Think of it! God was sending Israel on from their wilderness wanderings towards the Promised Land, a land flowing with milk and honey. He promised an angel to go before them to fight their enemies. Israel would finally be out of this never-ending desert and arrive at their Promised Land! If I were Moses, how tempting would it be to get this massive group of complaining, difficult people to their destination and be done with the struggle of leading them? How eager would I be to move from this place of total dependence and weakness to a land promised full of provision and ease? For generations, Israel would have heard of the foretold Promised Land. Would they not be jumping at the chance to get there as soon as possible?
Yet Moses’ response struck me powerfully. “Lord, if Your presence does not go with us, I would rather stay in the wilderness where You are than go to the Promised Land without You.” He was far more concerned with being with the Lord in a place of uncertainty than to go on to an easy place without Him.
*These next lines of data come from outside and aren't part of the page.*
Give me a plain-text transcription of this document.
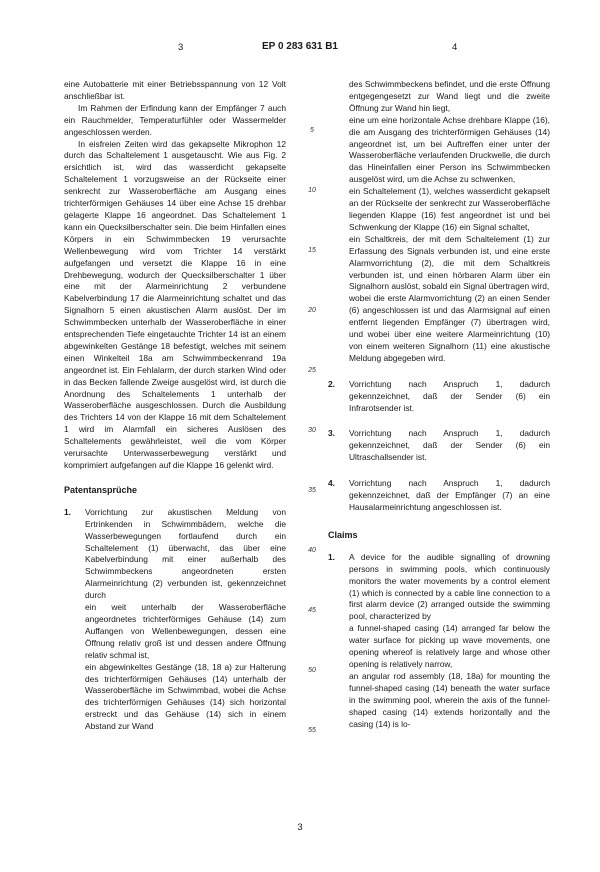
3	EP 0 283 631 B1	4

eine Autobatterie mit einer Betriebsspannung von 12 Volt anschließbar ist.

Im Rahmen der Erfindung kann der Empfänger 7 auch ein Rauchmelder, Temperaturfühler oder Wassermelder angeschlossen werden.

In eisfreien Zeiten wird das gekapselte Mikrophon 12 durch das Schaltelement 1 ausgetauscht. Wie aus Fig. 2 ersichtlich ist, wird das wasserdicht gekapselte Schaltelement 1 vorzugsweise an der Rückseite einer senkrecht zur Wasseroberfläche am Ausgang eines trichterförmigen Gehäuses 14 über eine Achse 15 drehbar gelagerte Klappe 16 angeordnet. Das Schaltelement 1 kann ein Quecksilberschalter sein. Die beim Hinfallen eines Körpers in ein Schwimmbecken 19 verursachte Wellenbewegung wird vom Trichter 14 verstärkt aufgefangen und versetzt die Klappe 16 in eine Drehbewegung, wodurch der Quecksilberschalter 1 über eine mit der Alarmeinrichtung 2 verbundene Kabelverbindung 17 die Alarmeinrichtung schaltet und das Signalhorn 5 einen akustischen Alarm auslöst. Der im Schwimmbecken unterhalb der Wasseroberfläche in einer entsprechenden Tiefe eingetauchte Trichter 14 ist an einem abgewinkelten Gestänge 18 befestigt, welches mit seinem einen Winkelteil 18a am Schwimmbeckenrand 19a angeordnet ist. Ein Fehlalarm, der durch starken Wind oder in das Becken fallende Zweige ausgelöst wird, ist durch die Anordnung des Schaltelements 1 unterhalb der Wasseroberfläche ausgeschlossen. Durch die Ausbildung des Trichters 14 von der Klappe 16 mit dem Schaltelement 1 wird im Alarmfall ein sicheres Auslösen des Schaltelements gewährleistet, weil die vom Körper verursachte Unterwasserbewegung verstärkt und komprimiert aufgefangen auf die Klappe 16 gelenkt wird.

Patentansprüche
1.	Vorrichtung zur akustischen Meldung von Ertrinkenden in Schwimmbädern, welche die Wasserbewegungen fortlaufend durch ein Schaltelement (1) überwacht, das über eine Kabelverbindung mit einer außerhalb des Schwimmbeckens angeordneten ersten Alarmeinrichtung (2) verbunden ist, gekennzeichnet durch
ein weit unterhalb der Wasseroberfläche angeordnetes trichterförmiges Gehäuse (14) zum Auffangen von Wellenbewegungen, dessen eine Öffnung relativ groß ist und dessen andere Öffnung relativ schmal ist,
ein abgewinkeltes Gestänge (18, 18 a) zur Halterung des trichterförmigen Gehäuses (14) unterhalb der Wasseroberfläche im Schwimmbad, wobei die Achse des trichterförmigen Gehäuses (14) sich horizontal erstreckt und das Gehäuse (14) sich in einem Abstand zur Wand
5
10
15
20
25
30
35
40
45
50
55
des Schwimmbeckens befindet, und die erste Öffnung entgegengesetzt zur Wand liegt und die zweite Öffnung zur Wand hin liegt,
eine um eine horizontale Achse drehbare Klappe (16), die am Ausgang des trichterförmigen Gehäuses (14) angeordnet ist, um bei Auftreffen einer unter der Wasseroberfläche verlaufenden Druckwelle, die durch das Hineinfallen einer Person ins Schwimmbecken ausgelöst wird, um die Achse zu schwenken,
ein Schaltelement (1), welches wasserdicht gekapselt an der Rückseite der senkrecht zur Wasseroberfläche liegenden Klappe (16) fest angeordnet ist und bei Schwenkung der Klappe (16) ein Signal schaltet,
ein Schaltkreis, der mit dem Schaltelement (1) zur Erfassung des Signals verbunden ist, und eine erste Alarmvorrichtung (2), die mit dem Schaltkreis verbunden ist, und einen hörbaren Alarm über ein Signalhorn auslöst, sobald ein Signal übertragen wird,
wobei die erste Alarmvorrichtung (2) an einen Sender (6) angeschlossen ist und das Alarmsignal auf einen entfernt liegenden Empfänger (7) übertragen wird, und wobei über eine weitere Alarmeinrichtung (10) von einem weiteren Signalhorn (11) eine akustische Meldung abgegeben wird.
2.	Vorrichtung nach Anspruch 1, dadurch gekennzeichnet, daß der Sender (6) ein Infrarotsender ist.
3.	Vorrichtung nach Anspruch 1, dadurch gekennzeichnet, daß der Sender (6) ein Ultraschallsender ist.
4.	Vorrichtung nach Anspruch 1, dadurch gekennzeichnet, daß der Empfänger (7) an eine Hausalarmeinrichtung angeschlossen ist.
Claims
1.	A device for the audible signalling of drowning persons in swimming pools, which continuously monitors the water movements by a control element (1) which is connected by a cable line connection to a first alarm device (2) arranged outside the swimming pool, characterized by
a funnel-shaped casing (14) arranged far below the water surface for picking up wave movements, one opening whereof is relatively large and whose other opening is relatively narrow,
an angular rod assembly (18, 18a) for mounting the funnel-shaped casing (14) beneath the water surface in the swimming pool, wherein the axis of the funnel-shaped casing (14) extends horizontally and the casing (14) is lo-
3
As recorded in verse 16, he rightfully said that it was the Lord’s presence that made Israel special, that set them apart in the earth. Nothing of Israel itself was exceptional. Quite the contrary. They were a fickle, whiny group of people who would receive miracles and yet crave their former slavery the moment anything got remotely hard. It was the God of Israel that made this nation exceptional! It was God’s presence! When given the choice, Moses emphatically chose to stay in the place of struggle with God’s presence as his guide than to move to a place promised for generations without Him.
Wow! This passage has given me great pause over the past many days. Am I more focused on what I want to receive from God or on experiencing His presence in the midst of trials? What do I crave more – arriving at my “Promised Land” or being in God’s presence even if that means remaining in a wilderness? Am I defined by my situation on this earth or by my relationship and intimacy with the Living God? Think of it – the Promised Land was a good place. After all, it was promised! But Moses rightfully recognized that no matter the destination, God’s presence along the journey was of paramount importance. He would rather stay in a barren land with obstinate people and have God’s presence than go to a place of ease and freedom apart from Him.
My hope and prayer is that given the same choice, I would respond as Moses did. I certainly have not always done so in the past, eagerly awaiting reprieve from seasons of trials and wanderings. But may Exodus 33 take firm root in my heart, that I would crave God’s presence in my life above anything and everything else. Lord, I want to be where You are.